Lately, I’ve been down on my luck: nowhere to live, no one to love, and subsisting on an economy of rice, beans and PBR. As demoralizing as rock bottom can be, there’s something quietly comforting about being as low as you can go (and I don’t mean low in the sense Flo Rida does, although I imagine getting as low as you can possibly go in that sense might be quietly comforting too). Rock bottom means things can’t get worse. It means you don’t have any expectations. It gives you a degree of consistency. In short, rock bottom is your safety net—it gives you something familiar to fall back into if you lose your grip when you’re trying to claw your way out of lumps of crap that have piled up on top of you.
So it can be quite overwhelming when everything if your life starts going right. Suddenly, everything is uncertain. You start imposing high standards on yourself and your life. Congratulations, you now have a butt load of really great stuff to lose. I appreciate the inherent nature of this fear is a #whitegirlproblem and that in the long run the feeling is only a peripheral and easily forgettable symptom of very wonderful things. I am aware that when good things happen, you should be grateful and not look the gift horse in the mouth (or maybe you should, because then you’d see all the Greeks hiding inside, IDIOT). But still, when life starts getting good there’s a nagging in the bottom of my throat like a writhing worm tickling my insides—I’m terrified.
Now this is happening: I have the opportunity to rent my dream apartment, to love someone, and financially I’m starting to destabilize after a draining few months (if I never see another container of frozen lentil soup again in my life I will shit in a hat and eat it, I swear).
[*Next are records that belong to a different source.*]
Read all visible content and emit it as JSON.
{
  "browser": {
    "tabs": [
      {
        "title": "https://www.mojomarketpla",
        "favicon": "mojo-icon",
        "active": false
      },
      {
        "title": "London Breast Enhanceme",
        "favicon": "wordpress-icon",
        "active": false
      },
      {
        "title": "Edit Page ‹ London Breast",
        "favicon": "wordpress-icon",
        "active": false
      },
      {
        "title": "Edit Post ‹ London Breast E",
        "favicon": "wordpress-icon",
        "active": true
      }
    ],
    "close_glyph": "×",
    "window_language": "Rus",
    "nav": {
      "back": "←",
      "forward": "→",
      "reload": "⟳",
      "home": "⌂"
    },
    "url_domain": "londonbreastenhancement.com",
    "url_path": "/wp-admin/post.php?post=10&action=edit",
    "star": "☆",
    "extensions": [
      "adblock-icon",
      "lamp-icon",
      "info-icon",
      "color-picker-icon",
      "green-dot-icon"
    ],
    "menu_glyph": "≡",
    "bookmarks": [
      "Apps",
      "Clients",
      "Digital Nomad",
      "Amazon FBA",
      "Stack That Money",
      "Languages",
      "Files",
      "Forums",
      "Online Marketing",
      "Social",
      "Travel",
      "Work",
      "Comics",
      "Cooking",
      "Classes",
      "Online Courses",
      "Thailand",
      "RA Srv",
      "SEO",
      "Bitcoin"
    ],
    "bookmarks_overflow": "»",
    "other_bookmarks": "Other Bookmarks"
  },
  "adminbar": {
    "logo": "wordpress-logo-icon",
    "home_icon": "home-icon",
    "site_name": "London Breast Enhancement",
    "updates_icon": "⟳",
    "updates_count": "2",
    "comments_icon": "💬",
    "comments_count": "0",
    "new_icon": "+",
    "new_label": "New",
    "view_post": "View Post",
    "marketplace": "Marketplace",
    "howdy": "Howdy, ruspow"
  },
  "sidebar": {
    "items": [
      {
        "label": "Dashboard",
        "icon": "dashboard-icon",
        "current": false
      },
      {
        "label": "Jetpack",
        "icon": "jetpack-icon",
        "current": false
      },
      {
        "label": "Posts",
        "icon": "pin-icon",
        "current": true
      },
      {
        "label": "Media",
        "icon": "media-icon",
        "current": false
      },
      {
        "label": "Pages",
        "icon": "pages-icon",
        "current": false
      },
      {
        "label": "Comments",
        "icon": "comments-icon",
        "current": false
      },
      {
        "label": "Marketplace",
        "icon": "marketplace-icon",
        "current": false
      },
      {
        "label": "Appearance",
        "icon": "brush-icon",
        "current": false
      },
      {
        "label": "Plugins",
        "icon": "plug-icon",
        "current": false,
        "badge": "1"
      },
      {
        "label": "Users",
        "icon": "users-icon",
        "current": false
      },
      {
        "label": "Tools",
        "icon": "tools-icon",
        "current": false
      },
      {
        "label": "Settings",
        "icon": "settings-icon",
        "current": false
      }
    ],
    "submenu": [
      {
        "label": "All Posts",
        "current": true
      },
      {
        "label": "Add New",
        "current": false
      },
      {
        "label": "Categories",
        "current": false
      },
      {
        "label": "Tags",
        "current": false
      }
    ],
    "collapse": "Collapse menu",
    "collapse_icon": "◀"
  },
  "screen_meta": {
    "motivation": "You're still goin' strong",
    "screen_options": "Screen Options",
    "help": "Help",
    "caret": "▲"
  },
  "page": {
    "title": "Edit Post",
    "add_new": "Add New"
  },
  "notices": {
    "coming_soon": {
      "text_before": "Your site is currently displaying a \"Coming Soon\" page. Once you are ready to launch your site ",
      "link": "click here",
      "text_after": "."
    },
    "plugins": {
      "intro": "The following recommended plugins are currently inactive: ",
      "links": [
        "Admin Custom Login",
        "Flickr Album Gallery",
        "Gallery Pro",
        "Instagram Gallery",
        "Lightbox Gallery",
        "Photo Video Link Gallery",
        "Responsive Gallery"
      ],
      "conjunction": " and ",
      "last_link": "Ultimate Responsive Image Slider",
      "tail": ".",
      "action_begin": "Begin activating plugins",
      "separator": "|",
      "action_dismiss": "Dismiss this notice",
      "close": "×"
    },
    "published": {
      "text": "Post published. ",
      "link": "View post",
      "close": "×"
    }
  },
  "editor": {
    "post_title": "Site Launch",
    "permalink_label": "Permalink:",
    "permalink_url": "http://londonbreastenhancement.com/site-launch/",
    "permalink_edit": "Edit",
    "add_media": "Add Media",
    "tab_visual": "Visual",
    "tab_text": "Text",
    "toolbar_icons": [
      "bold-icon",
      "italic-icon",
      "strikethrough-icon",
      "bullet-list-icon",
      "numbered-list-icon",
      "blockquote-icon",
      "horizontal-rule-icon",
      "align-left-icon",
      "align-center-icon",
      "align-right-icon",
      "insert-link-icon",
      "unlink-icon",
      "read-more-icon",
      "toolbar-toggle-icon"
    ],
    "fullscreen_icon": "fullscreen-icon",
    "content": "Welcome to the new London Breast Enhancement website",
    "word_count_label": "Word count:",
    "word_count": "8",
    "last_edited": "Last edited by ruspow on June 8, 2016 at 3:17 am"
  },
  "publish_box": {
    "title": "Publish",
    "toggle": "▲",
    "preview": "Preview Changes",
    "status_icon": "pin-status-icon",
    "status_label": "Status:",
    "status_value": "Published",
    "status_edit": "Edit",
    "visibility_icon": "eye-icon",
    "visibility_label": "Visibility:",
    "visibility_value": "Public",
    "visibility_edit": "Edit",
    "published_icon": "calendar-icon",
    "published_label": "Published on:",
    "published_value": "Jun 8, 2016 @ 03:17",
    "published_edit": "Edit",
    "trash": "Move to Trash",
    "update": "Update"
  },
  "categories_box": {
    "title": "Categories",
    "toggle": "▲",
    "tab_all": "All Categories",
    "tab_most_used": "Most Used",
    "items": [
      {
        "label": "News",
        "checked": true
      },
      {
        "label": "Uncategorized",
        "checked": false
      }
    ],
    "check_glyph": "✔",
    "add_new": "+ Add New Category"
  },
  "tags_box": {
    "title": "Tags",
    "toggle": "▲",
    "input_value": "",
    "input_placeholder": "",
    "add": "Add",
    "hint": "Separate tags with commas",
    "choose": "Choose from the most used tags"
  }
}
Before: I had nothing and it was almost liberating—the free fall and the wallowing at the bottom—it was all such an easy excuse, a time when I felt like I could breathe despite the turmoil. Don’t get me wrong; there was a lot of stress, but when everything is bad failure is always an option.
When everything starts going right, however, the stakes are HIGH and REAL. You begin to have things that you’ve wanted so badly for so long you hardly know how to cope. If you hold on too tight will you squeeze them through the cracks in your fingers and back into the atmosphere from which they magically materialized? And if you loosen your grip might they simply just float away? WHAT IS THE RIGHT AMOUNT OF PRESSURE TO APPLY? TO WHAT DEGREE SHOULD ONE APPROPRIATELY CODDLE THEIR SHINY NEW ACHIEVEMENTS? Moreover, what if you do something devastatingly characteristic and fuck it all up irreparably?
I suppose now after this brief, frivolous rant, there is only one thing to be done. Eat bacon in my underpants. OK, OK, so there’s two things to be done. Once the bacon’s gone, it’s time to put on some grown up pants and take a deep breath. A deep breath that says,“You’re a ridiculous fool.” Because even though you’re all but paralyzed with fear, you’re now complaining about having all the things you spent so long complaining about not having. And that’s so illogical you’re risking ripping a wormhole in the fabric of the time space continuum and exploding your brain into it. So go forth boldly, and try not to let on if you pee your pants a little bit with excitement.